Stitches in Time: Okazaki Fragments Explained

If the fragments are physically next to each other but not bonded, then there is a "nick" in the backbone. If a bond is formed to seal this, then the okazaki fragments become one continuous strand.

If DNA polymerase is restricted to moving in a 5' to 3' direction, and the two strands of DNA are antiparallel, then the enzyme must move away from the replication fork on one strand. If it moves away from the fork, then it must restart in short bursts as new DNA is unzipped.

If the lagging strand is built discontinuously, then it consists of many small pieces. If these pieces were discovered by Reiji and Tsuneko Okazaki, then they are logically named okazaki fragments.

If the lagging strand consists of multiple disconnected segments, then a molecular "glue" is needed to create covalent bonds between them. If DNA ligase performs this sealing function, then it is the enzyme that connects the segments.

If the leading strand is oriented so it can be built toward the opening replication fork, then it can be synthesized without stopping. If the lagging strand is oriented the opposite way, then it must be built in pieces called okazaki fragments.

If DNA polymerase cannot start a strand from scratch, then primase must provide an RNA foundation. If this happens for every discontinuous segment on the lagging strand, then it happens for every one of the okazaki fragments.

If the replication fork opens in one direction, but the 5' to 3' orientation of the lagging strand template points the opposite way, then DNA polymerase must move away from the fork to build.

If ligase is the only enzyme that can create the final phosphodiester bond between DNA segments, then its absence means the segments remain disconnected. If they are disconnected, then the genetic code is broken and the molecule is unstable.

If the strands run in opposite directions, then the DNA polymerase (which only goes one way) can only follow the fork on one strand. If it can't follow the fork on the other, then it must create okazaki fragments.

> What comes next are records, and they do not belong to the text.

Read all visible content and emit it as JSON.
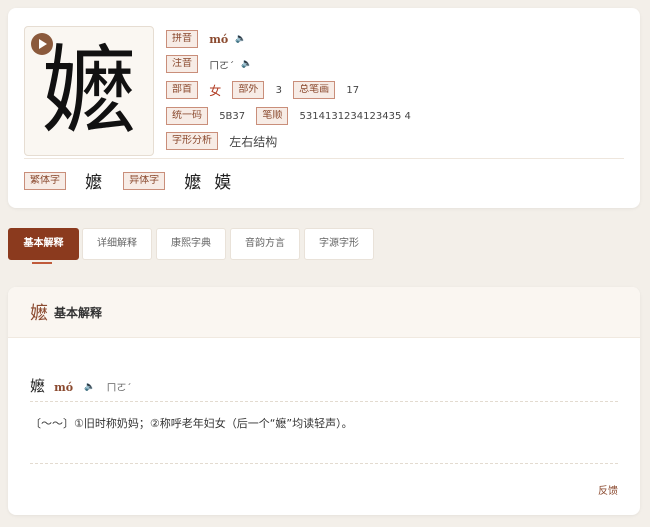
{
  "character": "嬷",
  "info": {
    "pinyin_label": "拼音",
    "pinyin": "mó",
    "zhuyin_label": "注音",
    "zhuyin": "ㄇㄛˊ",
    "radical_label": "部首",
    "radical": "女",
    "outer_strokes_label": "部外",
    "outer_strokes": "3",
    "total_strokes_label": "总笔画",
    "total_strokes": "17",
    "unicode_label": "统一码",
    "unicode": "5B37",
    "stroke_order_label": "笔顺",
    "stroke_order": "5314131234123435 4",
    "structure_label": "字形分析",
    "structure": "左右结构"
  },
  "variants": {
    "traditional_label": "繁体字",
    "traditional": "嬤",
    "alternate_label": "异体字",
    "alternates": [
      "嬤",
      "嫫"
    ]
  },
  "tabs": [
    {
      "label": "基本解释",
      "active": true
    },
    {
      "label": "详细解释",
      "active": false
    },
    {
      "label": "康熙字典",
      "active": false
    },
    {
      "label": "音韵方言",
      "active": false
    },
    {
      "label": "字源字形",
      "active": false
    }
  ],
  "basic": {
    "title": "基本解释",
    "pinyin": "mó",
    "zhuyin": "ㄇㄛˊ",
    "definition": "〔～～〕①旧时称奶妈；②称呼老年妇女（后一个“嬷”均读轻声）。",
    "feedback": "反馈"
  },
  "icons": {
    "play": "play-icon",
    "speaker": "speaker-icon"
  },
  "colors": {
    "accent": "#8b3a1e",
    "tag_border": "#c98e7a",
    "background": "#f3efe9"
  }
}
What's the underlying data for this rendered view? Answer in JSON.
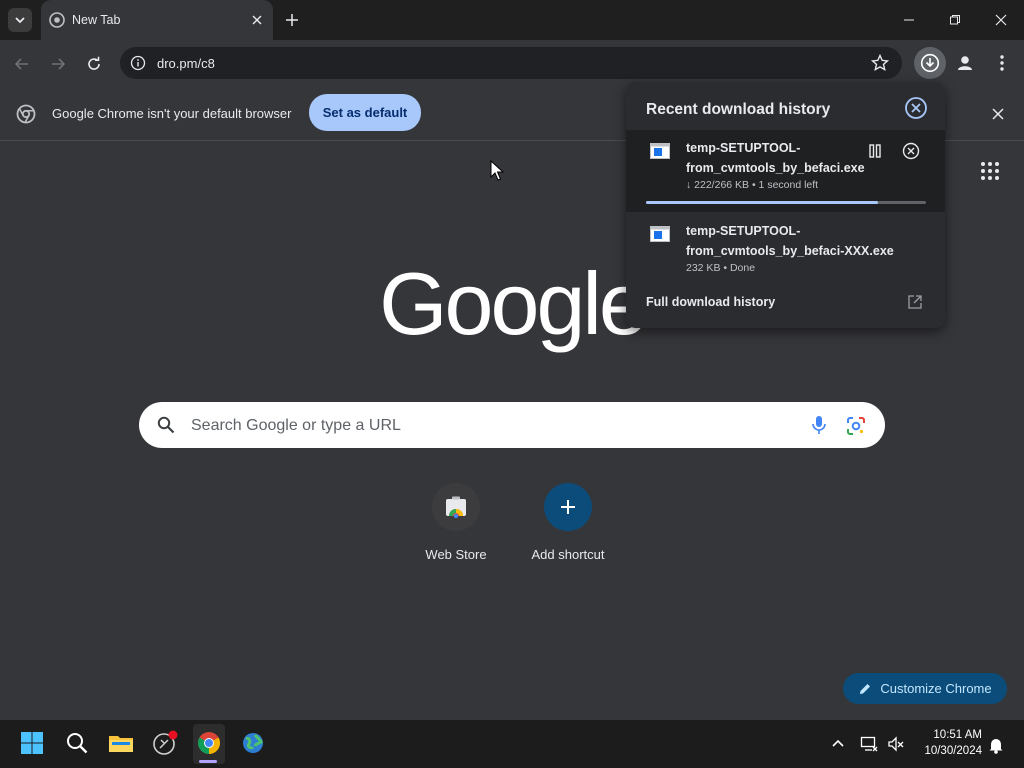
{
  "tab": {
    "title": "New Tab"
  },
  "omnibox": {
    "url": "dro.pm/c8"
  },
  "infobar": {
    "message": "Google Chrome isn't your default browser",
    "button_label": "Set as default"
  },
  "ntp": {
    "search_placeholder": "Search Google or type a URL",
    "shortcuts": [
      {
        "label": "Web Store"
      },
      {
        "label": "Add shortcut"
      }
    ],
    "customize_label": "Customize Chrome"
  },
  "downloads": {
    "title": "Recent download history",
    "items": [
      {
        "name_line1": "temp-SETUPTOOL-",
        "name_line2": "from_cvmtools_by_befaci.exe",
        "status": "↓ 222/266 KB • 1 second left",
        "progress": 0.83
      },
      {
        "name_line1": "temp-SETUPTOOL-",
        "name_line2": "from_cvmtools_by_befaci-XXX.exe",
        "status": "232 KB • Done",
        "progress": 1.0
      }
    ],
    "full_history_label": "Full download history"
  },
  "taskbar": {
    "time": "10:51 AM",
    "date": "10/30/2024"
  },
  "colors": {
    "accent": "#a8c7fa",
    "background": "#35363a",
    "customize_bg": "#0b4c7a"
  }
}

If DNA replication is the process of copying the genome, and if this process happens during the S (Synthesis) phase, then all parts of replication, including the building of okazaki fragments, occur in this phase.

If the segments on the lagging strand are named okazaki fragments, then they are named after the scientists who discovered them. If those scientists were Reiji and Tsuneko Okazaki, then they are the correct discoverers.

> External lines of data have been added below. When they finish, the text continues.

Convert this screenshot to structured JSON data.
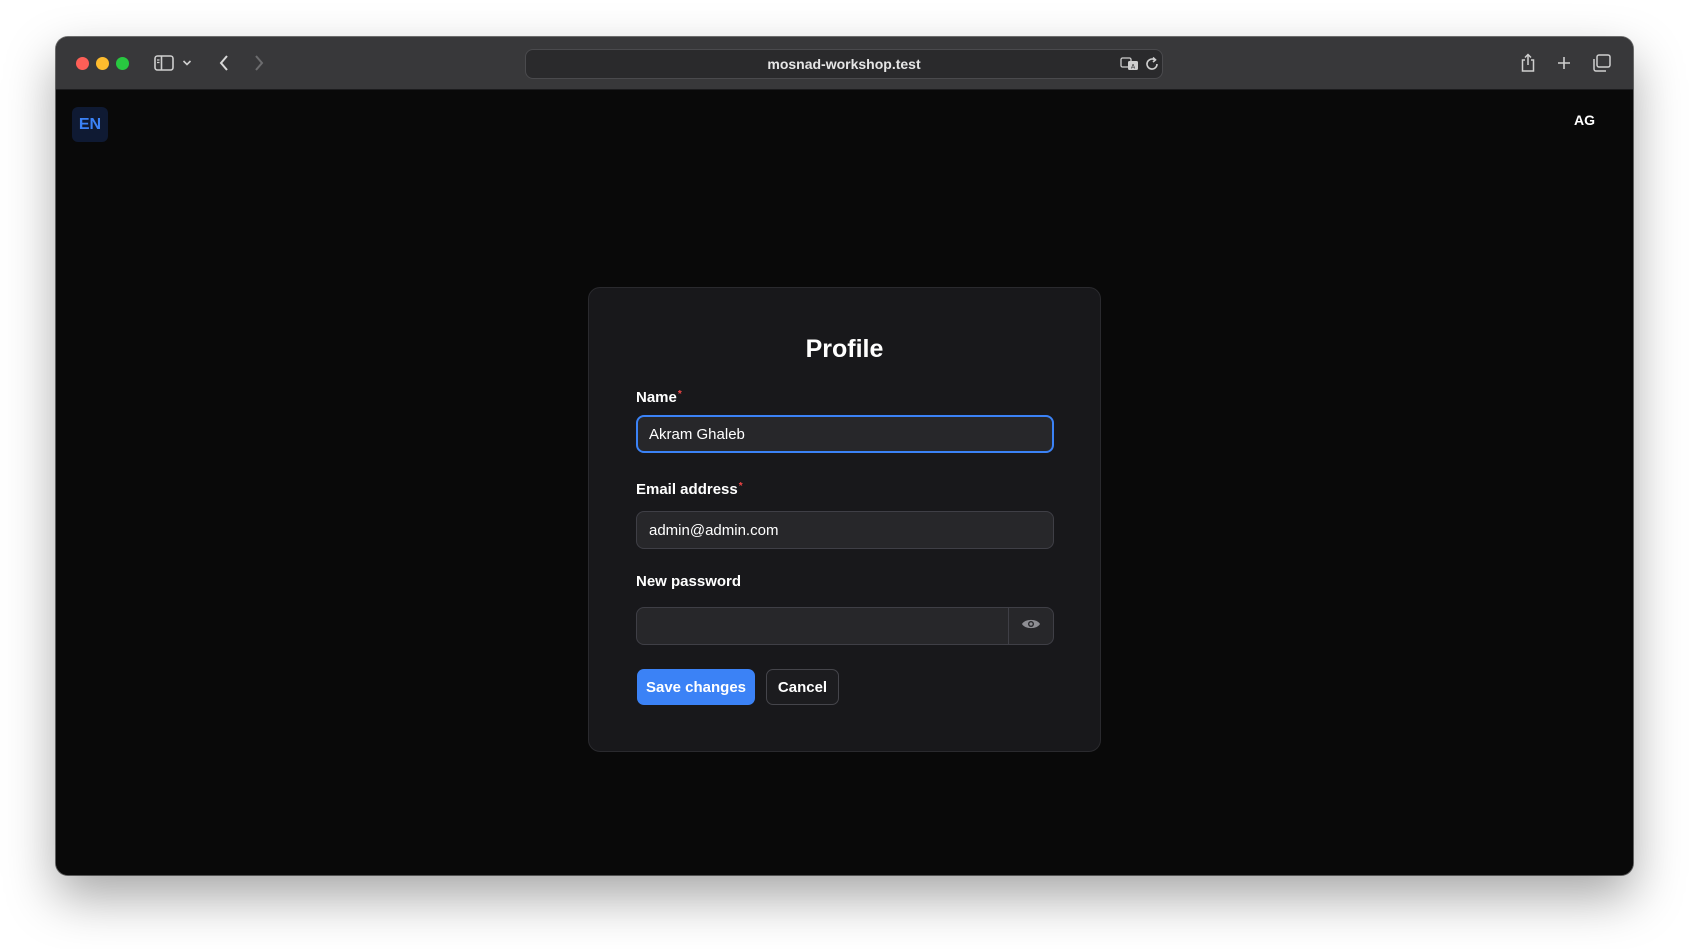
{
  "browser": {
    "url": "mosnad-workshop.test",
    "icons": [
      "sidebar-icon",
      "chevron-down-icon",
      "back-icon",
      "forward-icon",
      "translate-icon",
      "reload-icon",
      "share-icon",
      "plus-icon",
      "tabs-overview-icon"
    ]
  },
  "header": {
    "language": "EN",
    "user_initials": "AG"
  },
  "form": {
    "title": "Profile",
    "name_label": "Name",
    "name_value": "Akram Ghaleb",
    "email_label": "Email address",
    "email_value": "admin@admin.com",
    "password_label": "New password",
    "password_value": "",
    "required_mark": "*",
    "save_label": "Save changes",
    "cancel_label": "Cancel"
  },
  "colors": {
    "accent": "#3b82f6",
    "background": "#090909",
    "card": "#18181b",
    "required": "#ef4444"
  }
}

If DNA polymerase absolutely cannot begin a new chain without a 3'-OH group to attach to, then every time it starts a new segment on the lagging strand, it needs a new starting point. If primase provides that point, then every one of the okazaki fragments has a primer.

If DNA is antiparallel and polymerase is unidirectional, then a physical conflict exists at the replication fork. If the cell builds the lagging strand in short segments to overcome this, then okazaki fragments are the structural solution to that problem.

If a fragment is a piece of DNA, then it needs a starting point (primer) and a builder (polymerase). If it is being built at the replication fork, then the fork must be opened by helicase. If it needs to be connected to the next piece, then ligase is required.

If the RNA primers are temporary, then they must be removed and replaced with DNA. If DNA polymerase I and exonucleases handle this removal and replacement, and ligase seals the gaps, then they are the processing enzymes.

If eukaryotic DNA is wrapped tightly around histones, then the replication machinery has less "room" to move before hitting an obstruction. If it has less room, then the resulting okazaki fragments will be shorter than those in bacteria.

If a specific enzyme is the main "workhorse" for building new DNA strands at the fork, then it is DNA polymerase III. If it adds to the primer on the lagging strand, then it is building the okazaki fragments.

If the final DNA molecule must be pure DNA, then the RNA primer is a temporary "placeholder." If enzymes remove it and fill the gap with DNA, then the primer is removed, replaced, and its components are recycled.

If the leading strand is continuous, then it only needs one primer to start. If the lagging strand is made of many separate okazaki fragments, then each individual fragment needs its own primer to begin.

If the leading strand moves smoothly and the lagging strand must wait for the fork to open before starting a new segment, then the discontinuous strand is slower. If it is slower, then it "lags" behind.